What would football or rugby be without perfect tackles, high tackles, diving tackles, grass cutter tackles, broken tackles, slam tackles, and wing tackles? But one tackle that’s been banned in the last ten years by the National Football League (NFL), the Canadian Football League (CFL) and the National Collegiate Athletic Association (NCAA) is the horse collar tackle.

So what exactly is a horse collar tackle? When the defender reaches a hand inside the ball carrier’s collar by their necks from behind and pulls the player down, that’s a horse collar tackle. The dangers associated with this kind of tackle are that it can cause severe injuries to the tackled player’s neck, broken legs and ankles, and tears to ligaments in the knees and ankles.

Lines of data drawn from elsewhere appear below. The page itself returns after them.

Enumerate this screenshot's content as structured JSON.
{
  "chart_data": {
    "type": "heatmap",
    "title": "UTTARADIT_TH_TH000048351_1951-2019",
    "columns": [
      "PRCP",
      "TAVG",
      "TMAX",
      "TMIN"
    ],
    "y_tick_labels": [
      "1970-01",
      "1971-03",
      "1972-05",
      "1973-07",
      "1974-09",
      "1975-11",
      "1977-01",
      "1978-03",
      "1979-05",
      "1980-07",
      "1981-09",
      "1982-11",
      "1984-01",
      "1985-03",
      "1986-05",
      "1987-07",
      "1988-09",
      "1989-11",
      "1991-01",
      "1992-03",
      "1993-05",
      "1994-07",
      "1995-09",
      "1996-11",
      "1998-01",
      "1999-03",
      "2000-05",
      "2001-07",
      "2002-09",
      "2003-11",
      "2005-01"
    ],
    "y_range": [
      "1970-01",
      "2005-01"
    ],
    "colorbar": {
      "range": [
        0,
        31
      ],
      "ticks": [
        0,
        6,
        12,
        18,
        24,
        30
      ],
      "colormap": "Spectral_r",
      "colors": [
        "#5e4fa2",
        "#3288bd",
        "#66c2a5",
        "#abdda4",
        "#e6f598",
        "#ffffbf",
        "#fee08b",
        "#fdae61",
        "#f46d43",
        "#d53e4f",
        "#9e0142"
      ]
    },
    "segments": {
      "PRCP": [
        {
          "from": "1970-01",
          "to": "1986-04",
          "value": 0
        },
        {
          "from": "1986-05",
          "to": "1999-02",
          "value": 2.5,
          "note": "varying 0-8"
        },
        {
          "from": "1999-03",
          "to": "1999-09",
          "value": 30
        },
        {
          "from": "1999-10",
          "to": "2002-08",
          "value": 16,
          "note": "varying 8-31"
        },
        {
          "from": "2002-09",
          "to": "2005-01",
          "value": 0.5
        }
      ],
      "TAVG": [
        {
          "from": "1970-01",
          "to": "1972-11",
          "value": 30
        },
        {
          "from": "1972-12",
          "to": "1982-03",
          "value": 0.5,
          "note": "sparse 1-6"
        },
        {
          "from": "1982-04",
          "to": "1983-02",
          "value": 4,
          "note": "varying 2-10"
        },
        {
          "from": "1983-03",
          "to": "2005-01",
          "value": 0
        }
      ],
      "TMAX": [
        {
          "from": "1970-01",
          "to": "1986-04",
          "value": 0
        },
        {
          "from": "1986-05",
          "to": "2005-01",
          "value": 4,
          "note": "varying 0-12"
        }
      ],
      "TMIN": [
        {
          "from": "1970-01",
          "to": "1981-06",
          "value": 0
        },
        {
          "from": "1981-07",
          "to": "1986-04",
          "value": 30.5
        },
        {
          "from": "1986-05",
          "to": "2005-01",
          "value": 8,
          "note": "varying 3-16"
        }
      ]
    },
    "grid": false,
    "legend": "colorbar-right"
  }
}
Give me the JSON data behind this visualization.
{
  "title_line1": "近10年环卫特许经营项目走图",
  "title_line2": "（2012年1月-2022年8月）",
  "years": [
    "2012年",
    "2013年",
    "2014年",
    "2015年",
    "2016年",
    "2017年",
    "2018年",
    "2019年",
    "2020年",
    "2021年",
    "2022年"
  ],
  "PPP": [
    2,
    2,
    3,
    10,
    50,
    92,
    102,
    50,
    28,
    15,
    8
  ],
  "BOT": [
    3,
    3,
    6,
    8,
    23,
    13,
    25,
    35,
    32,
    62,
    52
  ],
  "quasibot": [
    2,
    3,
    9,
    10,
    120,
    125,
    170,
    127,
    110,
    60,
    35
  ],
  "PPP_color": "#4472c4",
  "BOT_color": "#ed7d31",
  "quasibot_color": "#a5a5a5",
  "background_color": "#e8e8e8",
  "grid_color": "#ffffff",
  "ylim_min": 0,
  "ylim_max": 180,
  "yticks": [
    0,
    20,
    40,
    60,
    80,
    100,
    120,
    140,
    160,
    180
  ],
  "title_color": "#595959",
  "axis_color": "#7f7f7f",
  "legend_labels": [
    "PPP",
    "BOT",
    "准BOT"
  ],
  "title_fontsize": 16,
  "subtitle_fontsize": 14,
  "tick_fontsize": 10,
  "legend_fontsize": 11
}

The rule instituted in 2005 that forbids the use of the horse collar tackle was euphemistically referred to as the “Roy Williams Rule” due in large part to the fact that the 2004 NFL season saw 6 major injuries thanks to horse collar tackles. Four of those six major injuries were a result of Roy Williams’ horse collar tackles. On May 23, 2005 and as reported in a number of newspapers including the May 25, 2005 edition of the Lewiston Tribune, owners of NFL teams voted 27 to 5 to ban the tackle. The 5 times that didn’t want it banned were the Dallas Cowboys (the team with Roy Williams), the Detroit Lions, the New England Patriots, the New Orleans Saints, and the San Francisco 49ers. In the Lewiston Tribune the Associated Press story entitled, “Owners Prohibit Horse Collar Tackle” the article stated in part:

The owners’ only definitive action was the 27-5 vote to ban the horse collar tackle, in which a defender grabs the back inside of an opponent’s shoulder pads and yanks the player down. Dallas safety Roy Williams does the tackle as well as anybody, but he seriously injured All-Pro received Terell Owens of Philadelphia with the maneuver last season.

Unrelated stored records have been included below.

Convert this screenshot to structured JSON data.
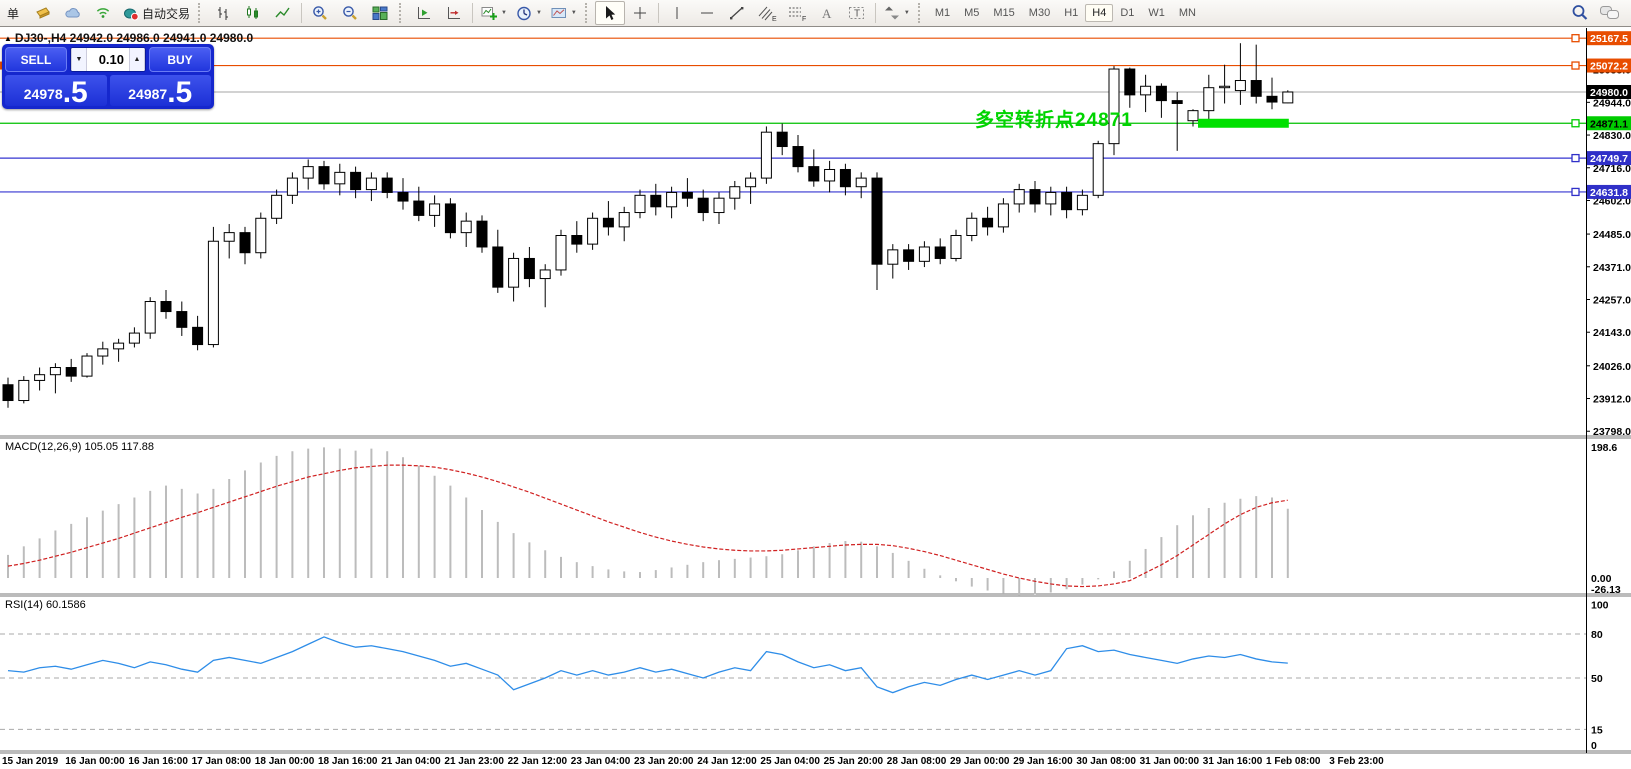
{
  "toolbar": {
    "new_order_label": "单",
    "autotrade_label": "自动交易",
    "timeframes": [
      "M1",
      "M5",
      "M15",
      "M30",
      "H1",
      "H4",
      "D1",
      "W1",
      "MN"
    ],
    "active_timeframe": "H4",
    "glyphs": {
      "channel": "E",
      "fibo": "F",
      "text": "A",
      "label": "T"
    }
  },
  "trade_panel": {
    "sell_label": "SELL",
    "buy_label": "BUY",
    "volume": "0.10",
    "sell_price_main": "24978",
    "sell_price_big": ".5",
    "buy_price_main": "24987",
    "buy_price_big": ".5"
  },
  "chart": {
    "title": "DJ30-,H4  24942.0 24986.0 24941.0 24980.0",
    "symbol": "DJ30-",
    "period": "H4",
    "ohlc": {
      "open": "24942.0",
      "high": "24986.0",
      "low": "24941.0",
      "close": "24980.0"
    },
    "annotation": {
      "text": "多空转折点24871",
      "color": "#00D400"
    },
    "highlight_bar": {
      "start_index": 75,
      "end_index": 81,
      "price": 24871.1,
      "color": "#00E000"
    },
    "hlines": [
      {
        "price": 25167.5,
        "label": "25167.5",
        "color": "#E84D00",
        "line_color": "#E84D00",
        "text_color": "#ffffff",
        "handle": true
      },
      {
        "price": 25072.2,
        "label": "25072.2",
        "color": "#E84D00",
        "line_color": "#E84D00",
        "text_color": "#ffffff",
        "handle": true
      },
      {
        "price": 24980.0,
        "label": "24980.0",
        "color": "#000000",
        "line_color": "#B8B8B8",
        "text_color": "#ffffff",
        "handle": false
      },
      {
        "price": 24871.1,
        "label": "24871.1",
        "color": "#00CC00",
        "line_color": "#00C000",
        "text_color": "#000000",
        "handle": true
      },
      {
        "price": 24749.7,
        "label": "24749.7",
        "color": "#3030C8",
        "line_color": "#3535D0",
        "text_color": "#ffffff",
        "handle": true
      },
      {
        "price": 24631.8,
        "label": "24631.8",
        "color": "#3030C8",
        "line_color": "#3535D0",
        "text_color": "#ffffff",
        "handle": true
      }
    ],
    "price_ticks": [
      "25058.0",
      "24944.0",
      "24830.0",
      "24716.0",
      "24602.0",
      "24485.0",
      "24371.0",
      "24257.0",
      "24143.0",
      "24026.0",
      "23912.0",
      "23798.0"
    ],
    "price_tick_values": [
      25058,
      24944,
      24830,
      24716,
      24602,
      24485,
      24371,
      24257,
      24143,
      24026,
      23912,
      23798
    ],
    "candles": [
      [
        23960,
        23985,
        23880,
        23905
      ],
      [
        23905,
        23990,
        23895,
        23975
      ],
      [
        23975,
        24020,
        23940,
        23995
      ],
      [
        23995,
        24035,
        23930,
        24020
      ],
      [
        24020,
        24050,
        23970,
        23990
      ],
      [
        23990,
        24070,
        23985,
        24060
      ],
      [
        24060,
        24110,
        24030,
        24085
      ],
      [
        24085,
        24120,
        24040,
        24105
      ],
      [
        24105,
        24160,
        24090,
        24140
      ],
      [
        24140,
        24265,
        24120,
        24250
      ],
      [
        24250,
        24290,
        24190,
        24215
      ],
      [
        24215,
        24250,
        24130,
        24160
      ],
      [
        24160,
        24200,
        24080,
        24100
      ],
      [
        24100,
        24510,
        24090,
        24460
      ],
      [
        24460,
        24520,
        24400,
        24490
      ],
      [
        24490,
        24510,
        24380,
        24420
      ],
      [
        24420,
        24560,
        24400,
        24540
      ],
      [
        24540,
        24640,
        24520,
        24620
      ],
      [
        24620,
        24700,
        24590,
        24680
      ],
      [
        24680,
        24745,
        24640,
        24720
      ],
      [
        24720,
        24740,
        24640,
        24660
      ],
      [
        24660,
        24730,
        24620,
        24700
      ],
      [
        24700,
        24720,
        24610,
        24640
      ],
      [
        24640,
        24700,
        24600,
        24680
      ],
      [
        24680,
        24700,
        24610,
        24630
      ],
      [
        24630,
        24680,
        24570,
        24600
      ],
      [
        24600,
        24650,
        24530,
        24550
      ],
      [
        24550,
        24620,
        24510,
        24590
      ],
      [
        24590,
        24610,
        24470,
        24490
      ],
      [
        24490,
        24560,
        24440,
        24530
      ],
      [
        24530,
        24550,
        24420,
        24440
      ],
      [
        24440,
        24500,
        24280,
        24300
      ],
      [
        24300,
        24420,
        24250,
        24400
      ],
      [
        24400,
        24440,
        24300,
        24330
      ],
      [
        24330,
        24380,
        24230,
        24360
      ],
      [
        24360,
        24500,
        24340,
        24480
      ],
      [
        24480,
        24530,
        24420,
        24450
      ],
      [
        24450,
        24560,
        24430,
        24540
      ],
      [
        24540,
        24600,
        24480,
        24510
      ],
      [
        24510,
        24580,
        24460,
        24560
      ],
      [
        24560,
        24640,
        24540,
        24620
      ],
      [
        24620,
        24660,
        24550,
        24580
      ],
      [
        24580,
        24650,
        24540,
        24630
      ],
      [
        24630,
        24680,
        24580,
        24610
      ],
      [
        24610,
        24640,
        24530,
        24560
      ],
      [
        24560,
        24630,
        24520,
        24610
      ],
      [
        24610,
        24670,
        24570,
        24650
      ],
      [
        24650,
        24700,
        24590,
        24680
      ],
      [
        24680,
        24860,
        24660,
        24840
      ],
      [
        24840,
        24870,
        24760,
        24790
      ],
      [
        24790,
        24830,
        24700,
        24720
      ],
      [
        24720,
        24780,
        24650,
        24670
      ],
      [
        24670,
        24740,
        24630,
        24710
      ],
      [
        24710,
        24730,
        24620,
        24650
      ],
      [
        24650,
        24700,
        24610,
        24680
      ],
      [
        24680,
        24700,
        24290,
        24380
      ],
      [
        24380,
        24450,
        24330,
        24430
      ],
      [
        24430,
        24450,
        24360,
        24390
      ],
      [
        24390,
        24460,
        24370,
        24440
      ],
      [
        24440,
        24470,
        24380,
        24400
      ],
      [
        24400,
        24500,
        24390,
        24480
      ],
      [
        24480,
        24560,
        24460,
        24540
      ],
      [
        24540,
        24580,
        24480,
        24510
      ],
      [
        24510,
        24610,
        24490,
        24590
      ],
      [
        24590,
        24660,
        24560,
        24640
      ],
      [
        24640,
        24670,
        24560,
        24590
      ],
      [
        24590,
        24650,
        24550,
        24630
      ],
      [
        24630,
        24650,
        24540,
        24570
      ],
      [
        24570,
        24640,
        24550,
        24620
      ],
      [
        24620,
        24810,
        24610,
        24800
      ],
      [
        24800,
        25070,
        24760,
        25060
      ],
      [
        25060,
        25065,
        24925,
        24970
      ],
      [
        24970,
        25040,
        24910,
        25000
      ],
      [
        25000,
        25010,
        24890,
        24950
      ],
      [
        24950,
        24980,
        24775,
        24940
      ],
      [
        24880,
        24920,
        24860,
        24915
      ],
      [
        24915,
        25040,
        24880,
        24995
      ],
      [
        24995,
        25075,
        24940,
        25000
      ],
      [
        24985,
        25150,
        24935,
        25020
      ],
      [
        25020,
        25145,
        24940,
        24965
      ],
      [
        24965,
        25030,
        24920,
        24945
      ],
      [
        24942,
        24986,
        24941,
        24980
      ]
    ]
  },
  "macd": {
    "label": "MACD(12,26,9) 105.05 117.88",
    "axis_labels": [
      {
        "v": 198.6,
        "t": "198.6"
      },
      {
        "v": 0,
        "t": "0.00"
      },
      {
        "v": -26.13,
        "t": "-26.13"
      }
    ],
    "histogram": [
      35,
      48,
      60,
      72,
      82,
      92,
      102,
      112,
      122,
      132,
      140,
      135,
      128,
      135,
      150,
      163,
      175,
      185,
      192,
      196,
      198,
      196,
      193,
      196,
      192,
      183,
      170,
      155,
      140,
      122,
      103,
      85,
      68,
      54,
      42,
      32,
      24,
      18,
      13,
      10,
      9,
      12,
      16,
      20,
      24,
      27,
      29,
      31,
      33,
      36,
      42,
      48,
      53,
      56,
      55,
      48,
      38,
      26,
      14,
      4,
      -5,
      -13,
      -19,
      -23,
      -26,
      -25,
      -22,
      -17,
      -10,
      -2,
      10,
      26,
      44,
      62,
      80,
      95,
      106,
      114,
      120,
      124,
      122,
      105
    ],
    "signal": [
      18,
      22,
      27,
      33,
      39,
      46,
      53,
      60,
      68,
      76,
      84,
      92,
      99,
      107,
      115,
      123,
      131,
      139,
      146,
      153,
      158,
      163,
      167,
      169,
      171,
      171,
      170,
      168,
      164,
      159,
      153,
      146,
      138,
      130,
      121,
      112,
      103,
      94,
      85,
      77,
      69,
      62,
      56,
      51,
      47,
      44,
      42,
      41,
      41,
      42,
      44,
      46,
      48,
      50,
      51,
      51,
      49,
      45,
      40,
      34,
      27,
      20,
      13,
      6,
      0,
      -5,
      -9,
      -12,
      -13,
      -12,
      -9,
      -4,
      8,
      20,
      34,
      50,
      66,
      82,
      96,
      107,
      114,
      117.88
    ]
  },
  "rsi": {
    "label": "RSI(14) 60.1586",
    "axis_labels": [
      {
        "v": 100,
        "t": "100"
      },
      {
        "v": 80,
        "t": "80"
      },
      {
        "v": 50,
        "t": "50"
      },
      {
        "v": 15,
        "t": "15"
      },
      {
        "v": 0,
        "t": "0"
      }
    ],
    "levels": [
      80,
      50,
      15
    ],
    "values": [
      55,
      54,
      57,
      58,
      56,
      59,
      62,
      60,
      57,
      61,
      59,
      56,
      54,
      62,
      64,
      62,
      60,
      64,
      68,
      73,
      78,
      74,
      71,
      72,
      70,
      68,
      65,
      62,
      58,
      60,
      56,
      52,
      42,
      46,
      50,
      55,
      52,
      55,
      52,
      54,
      57,
      54,
      56,
      53,
      50,
      54,
      57,
      55,
      68,
      66,
      61,
      57,
      59,
      55,
      57,
      44,
      40,
      44,
      47,
      45,
      49,
      52,
      49,
      52,
      55,
      52,
      55,
      70,
      72,
      68,
      69,
      66,
      64,
      62,
      60,
      63,
      65,
      64,
      66,
      63,
      61,
      60.16
    ]
  },
  "time_axis": {
    "labels": [
      "15 Jan 2019",
      "16 Jan 00:00",
      "16 Jan 16:00",
      "17 Jan 08:00",
      "18 Jan 00:00",
      "18 Jan 16:00",
      "21 Jan 04:00",
      "21 Jan 23:00",
      "22 Jan 12:00",
      "23 Jan 04:00",
      "23 Jan 20:00",
      "24 Jan 12:00",
      "25 Jan 04:00",
      "25 Jan 20:00",
      "28 Jan 08:00",
      "29 Jan 00:00",
      "29 Jan 16:00",
      "30 Jan 08:00",
      "31 Jan 00:00",
      "31 Jan 16:00",
      "1 Feb 08:00",
      "3 Feb 23:00"
    ]
  }
}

On August 28, 2013 Jaimie Uribe of Fort Lauderdale, under the headline “Around The League” posted this to his Google Plus account:

Can’t hit high, cant hit low, cant hit from the blindside, cant hit with unnecessary force, cant grab from the horse collar, can’t grab from the facemask, cant hit with the arm, helmet, or shoulder, oh yeah, and can’t trip someone either as that is just too rough. Is the NFL one rule away from jumping the shark?

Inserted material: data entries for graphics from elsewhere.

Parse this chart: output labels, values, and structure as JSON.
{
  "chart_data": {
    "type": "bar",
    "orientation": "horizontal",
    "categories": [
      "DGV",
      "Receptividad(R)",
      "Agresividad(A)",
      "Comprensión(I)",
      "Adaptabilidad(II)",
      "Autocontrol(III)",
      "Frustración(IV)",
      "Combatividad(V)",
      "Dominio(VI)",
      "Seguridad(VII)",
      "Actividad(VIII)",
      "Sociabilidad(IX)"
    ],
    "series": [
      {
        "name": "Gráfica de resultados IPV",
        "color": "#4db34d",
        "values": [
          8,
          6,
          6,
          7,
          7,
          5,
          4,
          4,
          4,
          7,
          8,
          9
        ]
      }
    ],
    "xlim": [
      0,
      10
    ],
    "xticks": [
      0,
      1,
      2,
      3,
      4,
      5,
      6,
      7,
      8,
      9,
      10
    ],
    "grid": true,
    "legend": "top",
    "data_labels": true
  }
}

Now the game of football (more or less as we know it) in America has been around since 1889 and the rules have evolved ever since. In 1974, there were serious changes in the rules to add action, color and tempo to the games. Four years later, more rule changes were made, this time permitting a defender to maintain contact with a receiver within five yards of scrimmage. Restricted contact was allowed after that point.

But nowhere in all the research done was Idiomation able to identify when horse collar tackle was first used.  Idiomation’s best guess is that it was some time after 1978 and before 2000. If readers or visitors have additional links they can provide to help pin point the origin of the expression, please post them in the Comments section below.